I take on some questions from economists.

Nick Rowe asks:

Does the rise of barter indicate unmet demand for the medium of exchange?

The short answer is no, debt always seeks a constant and finite level of precision. When we plan far into the future, or far back into the production lines, we reduce precision at the retail level. The economy has only so much price variation is can distribute, and allocates precision at the point of production where bottlenecks are occurring.
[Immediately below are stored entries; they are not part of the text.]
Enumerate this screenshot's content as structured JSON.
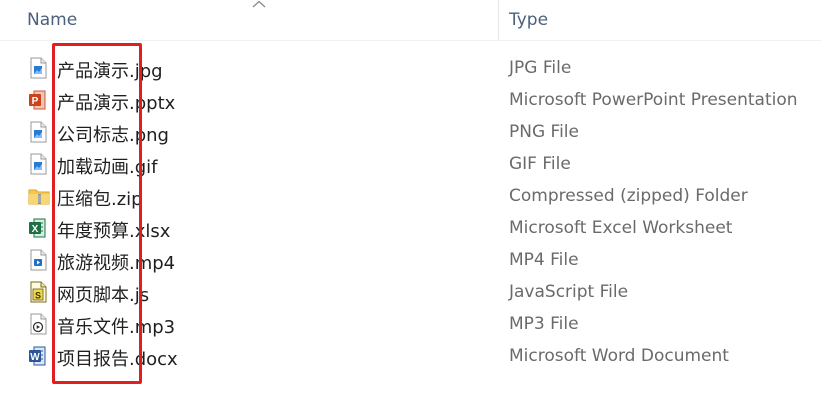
{
  "header": {
    "name_label": "Name",
    "type_label": "Type",
    "sort_icon": "chevron-up-icon"
  },
  "files": [
    {
      "name": "产品演示.jpg",
      "type": "JPG File",
      "icon": "image-file-icon"
    },
    {
      "name": "产品演示.pptx",
      "type": "Microsoft PowerPoint Presentation",
      "icon": "powerpoint-file-icon"
    },
    {
      "name": "公司标志.png",
      "type": "PNG File",
      "icon": "image-file-icon"
    },
    {
      "name": "加载动画.gif",
      "type": "GIF File",
      "icon": "image-file-icon"
    },
    {
      "name": "压缩包.zip",
      "type": "Compressed (zipped) Folder",
      "icon": "zip-folder-icon"
    },
    {
      "name": "年度预算.xlsx",
      "type": "Microsoft Excel Worksheet",
      "icon": "excel-file-icon"
    },
    {
      "name": "旅游视频.mp4",
      "type": "MP4 File",
      "icon": "video-file-icon"
    },
    {
      "name": "网页脚本.js",
      "type": "JavaScript File",
      "icon": "script-file-icon"
    },
    {
      "name": "音乐文件.mp3",
      "type": "MP3 File",
      "icon": "audio-file-icon"
    },
    {
      "name": "项目报告.docx",
      "type": "Microsoft Word Document",
      "icon": "word-file-icon"
    }
  ],
  "colors": {
    "highlight": "#e02020",
    "header_text": "#4c607a",
    "type_text": "#6a6a6a"
  }
}
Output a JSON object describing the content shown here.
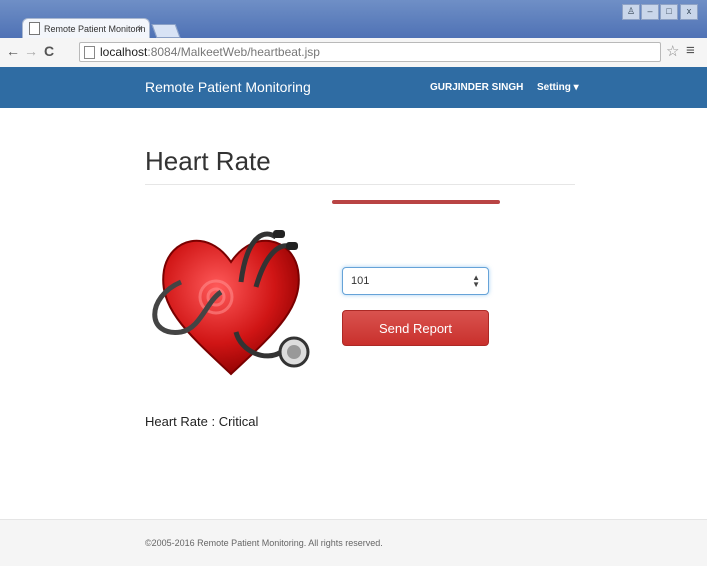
{
  "browser": {
    "tab_title": "Remote Patient Monitorin",
    "tab_close": "×",
    "url_host": "localhost",
    "url_path": ":8084/MalkeetWeb/heartbeat.jsp",
    "nav_back": "←",
    "nav_forward": "→",
    "nav_reload": "C",
    "star": "☆",
    "menu": "≡",
    "win_user": "♙",
    "win_min": "–",
    "win_max": "□",
    "win_close": "x"
  },
  "navbar": {
    "brand": "Remote Patient Monitoring",
    "user": "GURJINDER SINGH",
    "setting": "Setting ▾",
    "color": "#2f6ca3"
  },
  "main": {
    "title": "Heart Rate",
    "input_value": "101",
    "send_label": "Send Report",
    "status": "Heart Rate : Critical"
  },
  "footer": {
    "copyright": "©2005-2016 Remote Patient Monitoring. All rights reserved."
  },
  "icons": [
    "document-icon",
    "star-icon",
    "menu-icon",
    "heart-stethoscope-icon",
    "spinner-arrows-icon"
  ]
}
Barter works via supply line deflation. We really do not barter apples and bananas in his example, what we do is combine apple and banana inventories between otherwise separate producers. Collateral swaps are another form of this type of barter. In both cases, some interfacing markets have gone away, replaced by larger purchase and fewer trips to the market. So we see the phenomena of pooling limited funds and sharing a trip to the wholesale grocer. We car pool more often. Sharecropping in its various forms resurface, where the landlord takes a take of the profits. Construction companies form joint ventures on project where previously they would compete in the market. Quid pro quo trade deals become normal between nations. Children move back home, bartering rent. Deflation reduces the stages of production, obtaining larger lot sizes for each of fewer transactions. In the end, each firm or household settle on larger inventory sizes internally and fewer market transactions.

Kling wants an opinion of why we maintain unsustainable budgets in government. The essential question of voters is, if experts tell us this government will crash, then why don't we fix it now?

The answer is that the moment of the restructuring is still too uncertain. The private sector has to deflate enough that the balance sheet effect of excess government reaches observability for the economy. Considering both the election of Brown and the tax increase in Oregon, both instances demonstrate that the next trade with Obama and Pelosi cost more than the gain. Hence, the moment of restructuring the Obama plan is upon us.